Risk Factors: SIS affects athletes and persons older than 40 years. Lately, an increase in shoulder injuries in young athletes has been seen, likely due to the increase in year-round sports.

History and Symptoms: Patients describe pain on the front and outside of the shoulder, especially with overhead activities such as throwing, painting or reaching a high shelf.

Physical Exam: A physical medicine and rehabilitation (PM&R) physician will perform a physical exam to evaluate pain, weakness, muscle balance, stability, and range of motion. The neck will also be examined to make sure it is not contributing to the shoulder pain. Furthermore, a PM&R physician will evaluate a patient’s ability to perform daily activities and understand the common movements of athletes and workers, also known as biomechanics. Clinical shoulder pain/disability tools and questionnaires may also be used to aid in diagnosis and treatment plans.

Diagnostic Process: X-rays and MRI may be used to evaluate the cause of the syndrome or pinpoint the injury. A PM&R physician may also use ultrasound to obtain real-time information about the severity and cause of the shoulder condition.

Rehab Management: A PM&R physician is uniquely trained to create a well-structured rehabilitation program for patients with SIS. Their specialized training allows work with physical therapists, athletic trainers and case managers to create the best treatment plan for the patient. These treatments start with rest, modification of activities, and pain medications. A physical therapist will work to re-establish normal shoulder strength and range of motion. As the therapist continues to work on coordination of muscles, a trainer may be involved with integrating the entire movement into occupational and/or sport-specific training. If pain limits the patient from participating in physical therapy, a PM&R physician can provide an injection of steroids into the shoulder to provide temporary relief, allowing therapy to continue.
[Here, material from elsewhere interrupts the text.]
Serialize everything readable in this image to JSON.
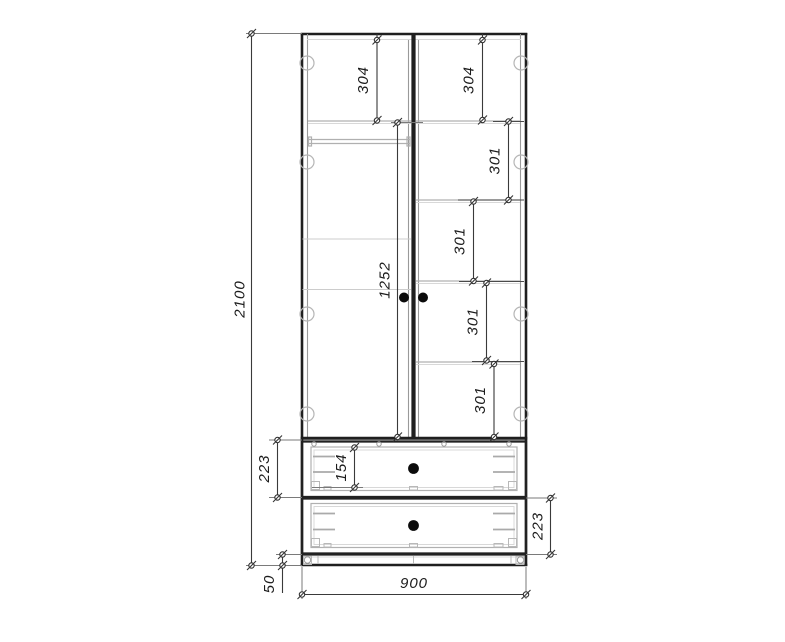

In more recalcitrant cases, other injections may include dextrose (called prolotherapy) or platelet rich plasma. Injections are usually performed with ultrasound guidance to assure the medications gets to the precise location where it is needed.  While most patients are successfully treated within 3 months of a rehabilitation program, surgery may be necessary in patients who do not improve after 3-6 months of treatment.

Other Resources for Patients and Families: Patients should be educated on SIS and the treatment options available. Patients, families, coaches, and employers should be made aware that recovery can be slow and that rushing back to participation (as in throwing athletes) can result in additional injuries.